6 Inferring the parameters of UNTB from outcomes

6.1 Key questions

How do we use the outcomes of a process model to guess at underlying processes (parameter values)?
How can we leverage machine learning (random forest) to infer parameter values from the outcomes of a neutral model?
What are the limiting factors in inferring process from outcome in a process model?

6.2 Learning objectives

Understand the outcome-to-parameter inference model.
Fit and evaluate a random forest model to our UNTB data.
Identify the limiting features of this approach (particularly model identifiability) and brainstorm possible solutions.

6.3 Lesson outline

Video lecture: Inferring the parameters of neutral theory from model outcomes

6.3.1 (Lecture/discussion) Going from outcome to parameters

Key question:

How could we use a process model to better understand actual data?

Key points:

As a starting point, we can see if we can recover generative parameters when we know how they were produced.

6.3.2 (Lecture/discussion) Random forest regression

Key points:

To guess at the parameters that generated some outcome data, we’re writing a model of the general form parameter ~ results. This isn’t necessarily a linear or otherwise tidy relationship, so we’ll use machine learning.
Random forest can do regression with many parameters predicting nonlinear relationships.
We will begin by using a random forest to try to recover parameter values for known sims.

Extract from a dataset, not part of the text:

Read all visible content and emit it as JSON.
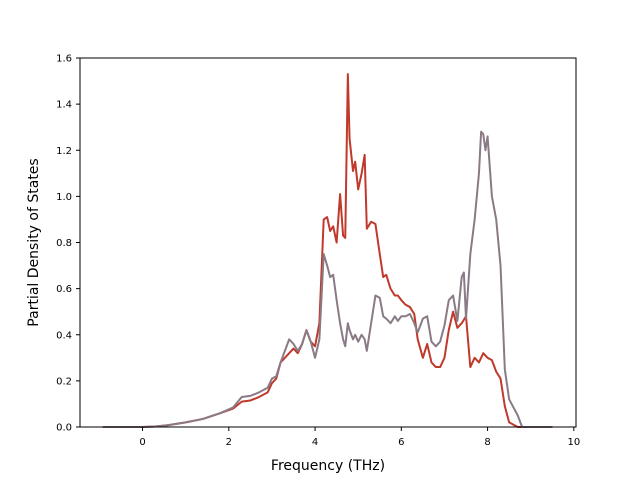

6.3.3 (Lecture) Fitting a random forest to our neutral data

6.3.4 (Discussion) What problems arise in the random forest?

Key points:

Multiple sets of parameters can lead to the same outcomes, making it difficult to infer backwards.

6.3.5 (Discussion) How might we address these challenges?

Key points:

More data dimensions can break a many-to-one mapping.
It remains critical that the underlying process be appropriate.